Boot Barn Holdings is a leading U.S. specialty retailer in the western and workwear apparel segment, operating over 500 stores across 49 states and multiple e-commerce platforms. The company leverages a differentiated product assortment and omni-channel strategy to capture demand from both rural and urban customers seeking durable, lifestyle-focused merchandise. Its scale and focused merchandising provide a competitive edge in the fragmented apparel retail market.
When a stock has outpaced the market by more than 28 percentage points in a year, trimming a position can look like discipline rather than doubt.
Boot Barn just delivered 16% quarterly revenue growth to $705.6 million, with same-store sales up 5.7% and e-commerce comps surging 19.6%. Net income rose to $85.8 million, or $2.79 per diluted share, and guidance now calls for up to $2.25 billion in full-year sales and as much as $7.35 in diluted EPS.

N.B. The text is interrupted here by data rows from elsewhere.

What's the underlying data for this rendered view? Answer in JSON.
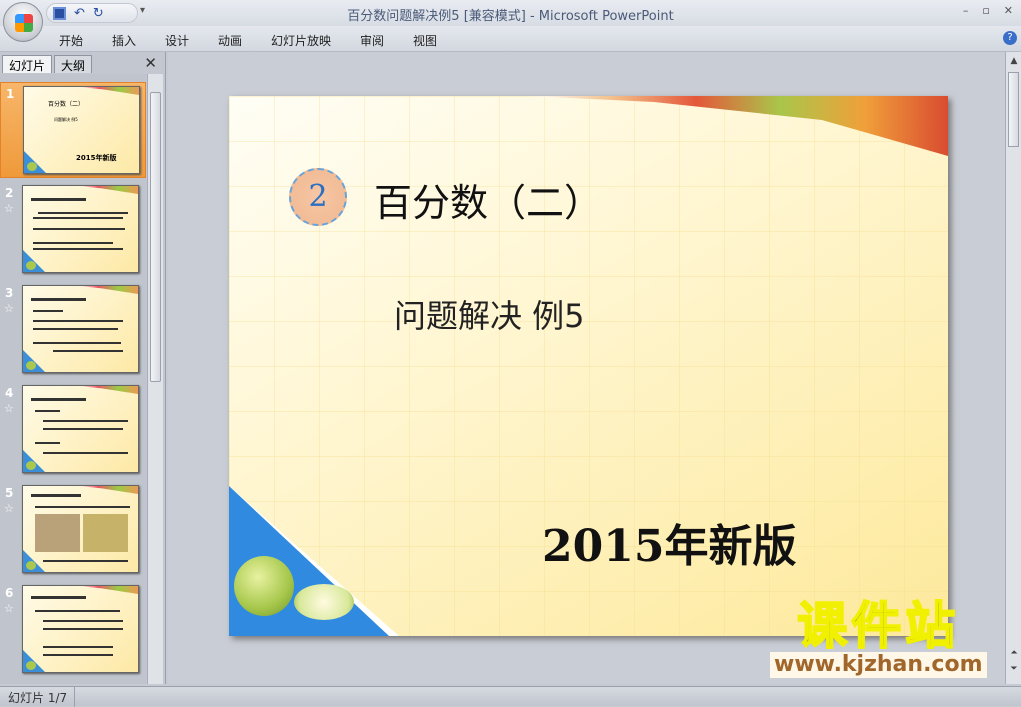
{
  "window": {
    "title": "百分数问题解决例5 [兼容模式] - Microsoft PowerPoint",
    "controls": [
      "–",
      "▫",
      "✕"
    ]
  },
  "qat": {
    "save": "save-icon",
    "undo": "↶",
    "redo": "↻",
    "more": "▾"
  },
  "ribbon": {
    "tabs": [
      "开始",
      "插入",
      "设计",
      "动画",
      "幻灯片放映",
      "审阅",
      "视图"
    ],
    "help": "?"
  },
  "pane": {
    "tabs": [
      "幻灯片",
      "大纲"
    ],
    "close": "✕"
  },
  "thumbnails": [
    {
      "num": "1",
      "selected": true
    },
    {
      "num": "2",
      "star": "☆"
    },
    {
      "num": "3",
      "star": "☆"
    },
    {
      "num": "4",
      "star": "☆"
    },
    {
      "num": "5",
      "star": "☆"
    },
    {
      "num": "6",
      "star": "☆"
    }
  ],
  "slide": {
    "badge": "2",
    "title": "百分数（二）",
    "subtitle": "问题解决  例5",
    "version": "2015年新版"
  },
  "thumb1": {
    "title": "百分数（二）",
    "subtitle": "问题解决 例5",
    "version": "2015年新版"
  },
  "watermark": {
    "cn": "课件站",
    "url": "www.kjzhan.com"
  },
  "status": {
    "slide": "幻灯片 1/7"
  },
  "colors": {
    "selection": "#ef9a3a",
    "accent": "#2f8ae0"
  }
}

There’s reason to be bullish. Cash stands at about $200 million, with nothing drawn on the $250 million revolver, and the company plans on opening 70 stores this fiscal year as it continues to repurchase shares.
Post-sale, the position represents just 1% of 13F assets, modest compared with larger allocations to software and biotech names like Pegasystems and Ligand. In that context, this portfolio looks to lean toward growth-oriented, mid-cap operators.
At $186 per share and up 41% year over year, valuation risk is real with Boot Barn, but the operating engine remains strong. Long-term investors should focus on unit economics, exclusive brand penetration, and whether 500-plus stores is a midpoint, not a ceiling.